Hansberry’s greatest conversion attempt came through a dialogue beyond the theater, at the Manhattan apartment of Robert Kennedy, then the attorney general, in May 1963. At Kennedy’s invitation, Hansberry’s friend James Baldwin had convened a group of artists and civil-rights leaders to discuss the federal government’s responsibility to check police violence against protesters on the streets of Birmingham, Alabama. When Kennedy turned away from Jerome Smith, a Freedom Rider, to hobnob with Harry Belafonte and others, Hansberry took him to task. “Mr. Attorney General,” she said, perched on an ottoman. “The only man you should be listening to is that man over there. That is the voice of 22 million people.” As Baldwin recollected, she demanded a commitment from Kennedy to protect Black students entering white schools. “I am very worried,” she concluded, “about the state of the civilization which produced that photograph of the white cop standing on that Negro woman’s neck in Birmingham.” Kennedy was incensed at what he perceived as an emotional attack on the administration. But the next month, President John F. Kennedy ordered the National Guard to escort Black students in Alabama and announced that he was sending the first civil-rights act to Congress.

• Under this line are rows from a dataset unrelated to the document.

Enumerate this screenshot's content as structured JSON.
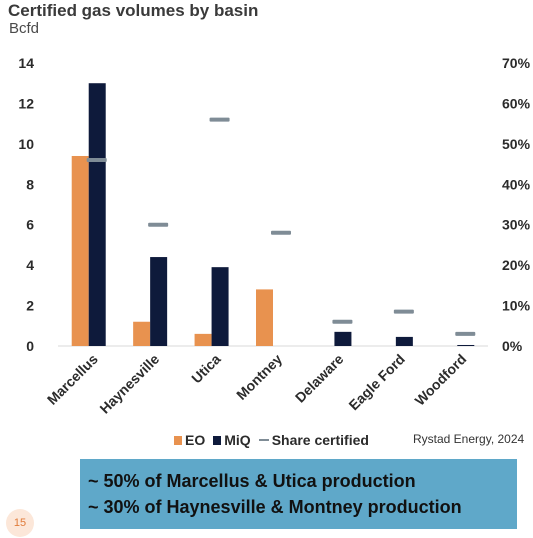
{
  "header": {
    "title": "Certified gas volumes by basin",
    "subtitle": "Bcfd"
  },
  "chart_data": {
    "type": "bar",
    "title": "Certified gas volumes by basin",
    "ylabel": "Bcfd",
    "categories": [
      "Marcellus",
      "Haynesville",
      "Utica",
      "Montney",
      "Delaware",
      "Eagle Ford",
      "Woodford"
    ],
    "series": [
      {
        "name": "EO",
        "type": "bar",
        "axis": "left",
        "color": "#e8924f",
        "values": [
          9.4,
          1.2,
          0.6,
          2.8,
          0,
          0,
          0
        ]
      },
      {
        "name": "MiQ",
        "type": "bar",
        "axis": "left",
        "color": "#0e1a3b",
        "values": [
          13.0,
          4.4,
          3.9,
          0,
          0.7,
          0.45,
          0.05
        ]
      },
      {
        "name": "Share certified",
        "type": "marker",
        "axis": "right",
        "unit": "%",
        "color": "#7f8c96",
        "values": [
          46,
          30,
          56,
          28,
          6,
          8.5,
          3
        ]
      }
    ],
    "ylim": [
      0,
      14
    ],
    "yticks": [
      "0",
      "2",
      "4",
      "6",
      "8",
      "10",
      "12",
      "14"
    ],
    "y2lim": [
      0,
      70
    ],
    "y2ticks": [
      "0%",
      "10%",
      "20%",
      "30%",
      "40%",
      "50%",
      "60%",
      "70%"
    ],
    "grid": false,
    "legend_position": "bottom"
  },
  "legend": {
    "eo": "EO",
    "miq": "MiQ",
    "share": "Share certified"
  },
  "source": "Rystad Energy, 2024",
  "callout": {
    "line1": "~ 50% of Marcellus & Utica production",
    "line2": "~ 30% of Haynesville & Montney production"
  },
  "page_number": "15"
}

Hansberry’s heirs are legion. August Wilson said he couldn’t have written without her. Nina Simone credited Hansberry with radicalizing her music (“It was always Marx, Lenin and revolution—real girls’ talk,” Simone recalled of their friendship). Amiri Baraka, though he initially dismissed Raisin as too conservative, later heralded it as truly revolutionary. Dominique Morisseau and Lynn Nottage, two Tony-nominated Black playwrights from the previous Broadway season, both cite Hansberry as an inspiration. Nottage helped organize the Lorraine Hansberry Initiative, which offers a scholarship for the living expenses of female and nonbinary playwrights of color attending graduate school. The initiative also commissioned a sculpture of Hansberry by Alison Saar that’s traveling around the country this year. A figure of the writer is surrounded by five chairs, each representing a facet of Hansberry’s life, on which the public can sit and reflect: an office chair for her journalism, a stool for her lesbian and feminist activism, a modernist chair for her playwriting, a Brentwood chair for her childhood home. The final chair is the ottoman from the attorney general’s apartment.